Works out to around 115 function calls a second per server

kyeb · on Oct 23, 2023

The calls per server is probably not the difficult part - this is the type of scale where you start hitting much, much harder problems, e.g.:

- Load balancing across regions [0] without significant latency overhead

- Service-to-service mesh/discovery that scales with less than O(# of servers)

- Reliable processing (retries without causing retry storms, optimistic hedging)

- Coordinating error handling and observability

All without the engineers actually writing the functions needing to know anything about the system (which requires airtight reliability, abstractions, observability).

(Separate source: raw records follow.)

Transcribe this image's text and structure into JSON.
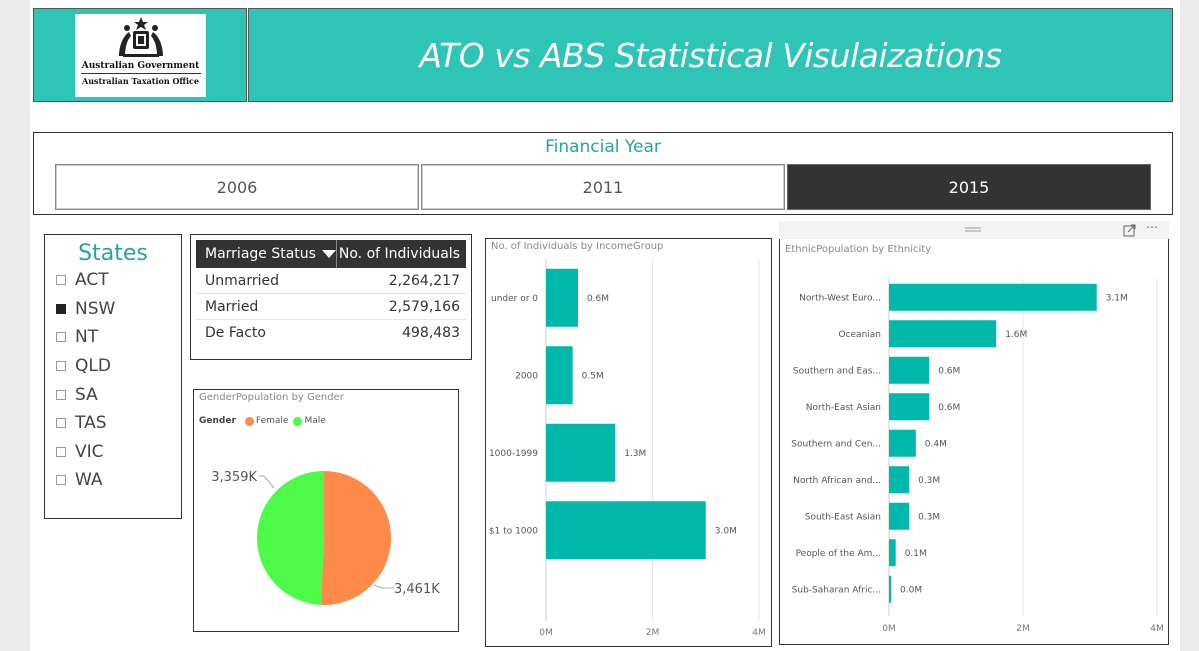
{
  "header": {
    "logo_line1": "Australian Government",
    "logo_line2": "Australian Taxation Office",
    "title": "ATO vs ABS Statistical Visulaizations"
  },
  "year_filter": {
    "label": "Financial Year",
    "options": [
      "2006",
      "2011",
      "2015"
    ],
    "selected": "2015"
  },
  "states": {
    "title": "States",
    "items": [
      {
        "label": "ACT",
        "checked": false
      },
      {
        "label": "NSW",
        "checked": true
      },
      {
        "label": "NT",
        "checked": false
      },
      {
        "label": "QLD",
        "checked": false
      },
      {
        "label": "SA",
        "checked": false
      },
      {
        "label": "TAS",
        "checked": false
      },
      {
        "label": "VIC",
        "checked": false
      },
      {
        "label": "WA",
        "checked": false
      }
    ]
  },
  "marriage_table": {
    "col1": "Marriage Status",
    "col2": "No. of Individuals",
    "rows": [
      {
        "status": "Unmarried",
        "count": "2,264,217"
      },
      {
        "status": "Married",
        "count": "2,579,166"
      },
      {
        "status": "De Facto",
        "count": "498,483"
      }
    ]
  },
  "colors": {
    "teal": "#2ec4b6",
    "bar": "#01b8aa",
    "female": "#fd8a48",
    "male": "#4cfa47",
    "selected": "#333333"
  },
  "chart_data": [
    {
      "type": "pie",
      "title": "GenderPopulation by Gender",
      "legend_title": "Gender",
      "labels": [
        "Female",
        "Male"
      ],
      "values": [
        3461,
        3359
      ],
      "value_labels": [
        "3,461K",
        "3,359K"
      ]
    },
    {
      "type": "bar",
      "orientation": "horizontal",
      "title": "No. of Individuals by IncomeGroup",
      "categories": [
        "under or 0",
        "2000",
        "1000-1999",
        "$1 to 1000"
      ],
      "values": [
        0.6,
        0.5,
        1.3,
        3.0
      ],
      "value_labels": [
        "0.6M",
        "0.5M",
        "1.3M",
        "3.0M"
      ],
      "xlim": [
        0,
        4
      ],
      "xticks": [
        "0M",
        "2M",
        "4M"
      ]
    },
    {
      "type": "bar",
      "orientation": "horizontal",
      "title": "EthnicPopulation by Ethnicity",
      "categories": [
        "North-West Euro...",
        "Oceanian",
        "Southern and Eas...",
        "North-East Asian",
        "Southern and Cen...",
        "North African and...",
        "South-East Asian",
        "People of the Am...",
        "Sub-Saharan Afric..."
      ],
      "values": [
        3.1,
        1.6,
        0.6,
        0.6,
        0.4,
        0.3,
        0.3,
        0.1,
        0.0
      ],
      "value_labels": [
        "3.1M",
        "1.6M",
        "0.6M",
        "0.6M",
        "0.4M",
        "0.3M",
        "0.3M",
        "0.1M",
        "0.0M"
      ],
      "xlim": [
        0,
        4
      ],
      "xticks": [
        "0M",
        "2M",
        "4M"
      ]
    }
  ]
}
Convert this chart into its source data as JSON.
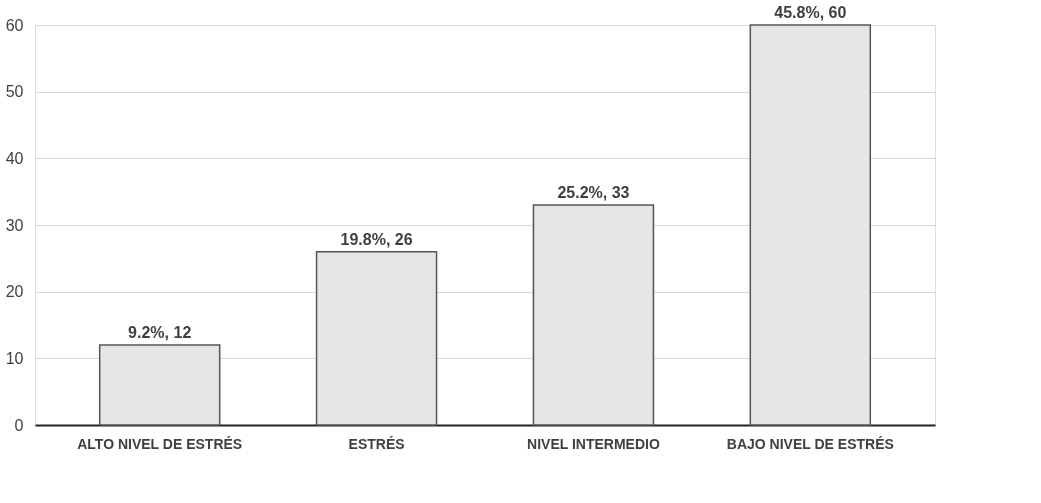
{
  "chart_data": {
    "type": "bar",
    "categories": [
      "ALTO NIVEL DE ESTRÉS",
      "ESTRÉS",
      "NIVEL INTERMEDIO",
      "BAJO NIVEL DE ESTRÉS"
    ],
    "values": [
      12,
      26,
      33,
      60
    ],
    "value_labels": [
      "9.2%, 12",
      "19.8%, 26",
      "25.2%, 33",
      "45.8%, 60"
    ],
    "color": "#e6e6e6",
    "ylim": [
      0,
      60
    ],
    "yticks": [
      0,
      10,
      20,
      30,
      40,
      50,
      60
    ],
    "grid": "y"
  }
}
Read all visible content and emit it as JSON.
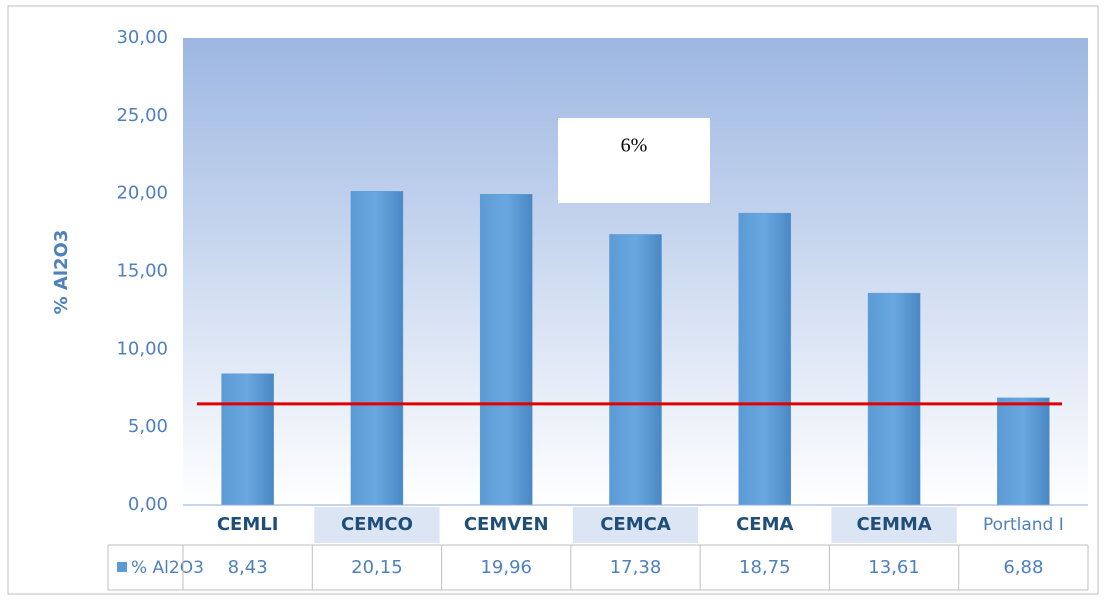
{
  "chart_data": {
    "type": "bar",
    "y_label": "% Al2O3",
    "annotation": "6%",
    "categories": [
      "CEMLI",
      "CEMCO",
      "CEMVEN",
      "CEMCA",
      "CEMA",
      "CEMMA",
      "Portland I"
    ],
    "series": [
      {
        "name": "% Al2O3",
        "color": "#5b9bd5",
        "values": [
          8.43,
          20.15,
          19.96,
          17.38,
          18.75,
          13.61,
          6.88
        ],
        "value_labels": [
          "8,43",
          "20,15",
          "19,96",
          "17,38",
          "18,75",
          "13,61",
          "6,88"
        ]
      }
    ],
    "ylim": [
      0,
      30
    ],
    "yticks": [
      {
        "value": 0,
        "label": "0,00"
      },
      {
        "value": 5,
        "label": "5,00"
      },
      {
        "value": 10,
        "label": "10,00"
      },
      {
        "value": 15,
        "label": "15,00"
      },
      {
        "value": 20,
        "label": "20,00"
      },
      {
        "value": 25,
        "label": "25,00"
      },
      {
        "value": 30,
        "label": "30,00"
      }
    ],
    "reference_line": 6.5,
    "reference_color": "#e00000"
  }
}
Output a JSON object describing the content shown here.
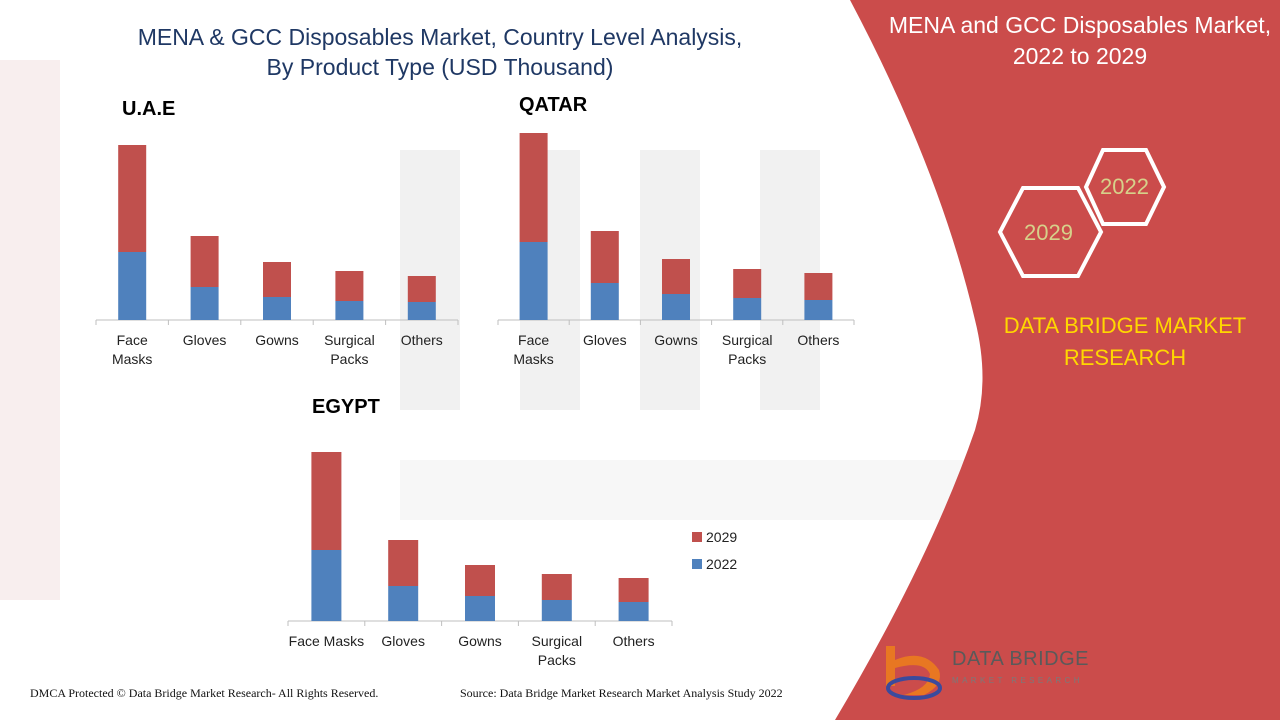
{
  "title_line1": "MENA & GCC Disposables Market, Country Level Analysis,",
  "title_line2": "By Product Type (USD Thousand)",
  "panel": {
    "title_line1": "MENA and GCC Disposables Market,",
    "title_line2": "2022 to 2029",
    "hex_back": "2022",
    "hex_front": "2029",
    "brand_line1": "DATA BRIDGE MARKET",
    "brand_line2": "RESEARCH"
  },
  "legend": [
    {
      "label": "2029",
      "color": "#c0504d"
    },
    {
      "label": "2022",
      "color": "#4f81bd"
    }
  ],
  "chart_data": [
    {
      "type": "bar",
      "stacked": true,
      "title": "U.A.E",
      "categories": [
        "Face Masks",
        "Gloves",
        "Gowns",
        "Surgical Packs",
        "Others"
      ],
      "series": [
        {
          "name": "2022",
          "values": [
            68,
            33,
            23,
            19,
            18
          ]
        },
        {
          "name": "2029",
          "values": [
            107,
            51,
            35,
            30,
            26
          ]
        }
      ]
    },
    {
      "type": "bar",
      "stacked": true,
      "title": "QATAR",
      "categories": [
        "Face Masks",
        "Gloves",
        "Gowns",
        "Surgical Packs",
        "Others"
      ],
      "series": [
        {
          "name": "2022",
          "values": [
            78,
            37,
            26,
            22,
            20
          ]
        },
        {
          "name": "2029",
          "values": [
            109,
            52,
            35,
            29,
            27
          ]
        }
      ]
    },
    {
      "type": "bar",
      "stacked": true,
      "title": "EGYPT",
      "categories": [
        "Face Masks",
        "Gloves",
        "Gowns",
        "Surgical Packs",
        "Others"
      ],
      "series": [
        {
          "name": "2022",
          "values": [
            71,
            35,
            25,
            21,
            19
          ]
        },
        {
          "name": "2029",
          "values": [
            98,
            46,
            31,
            26,
            24
          ]
        }
      ]
    }
  ],
  "colors": {
    "s2022": "#4f81bd",
    "s2029": "#c0504d",
    "panel": "#cb4c4b",
    "brand": "#ffd700"
  },
  "footer_left": "DMCA Protected © Data Bridge Market Research- All Rights Reserved.",
  "footer_right": "Source: Data Bridge Market Research Market Analysis Study 2022",
  "logo_text": "DATA BRIDGE",
  "logo_sub": "MARKET RESEARCH"
}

I don't mean to comment on whether this is impressive or not, just pointing out that per-server throughput would never be the difficult part of reaching this scale.

[0] And apparently for this system, load balancing across time, which is at least a mildly interesting way of thinking about it

booi · on Oct 23, 2023

That doesn’t sound right… maybe per user?

eddtries · on Oct 23, 2023

1 Trillion function calls over 100,000 servers. Technically they say trillions over hundreds of thousands, but I went for the lower case.

1,000,000,000,000 / 100,000 = 10,000,000

10,000,000 / 24 / 3600 = 115.7

xxs · on Oct 23, 2023

We don't know what the servers are; dual socket EPIC, i.e. 128cores, makes the number look beyond trivial.

kunley · on Oct 23, 2023

So... 115.7 rps doesn't sound groundbreaking, right?

eddtries · on Oct 23, 2023

Was just trying to break the number down to something more easy to understand, I don’t know enough if this is impressive or not! Depends on the complexity of the request, and I guess the complexity of routing that many requests over such a large network. I’ve never worked at that scale.

nick0garvey · on Oct 23, 2023

This isn't unreasonable. ML workloads benefit from more computational time per request. Lower QPS = better results.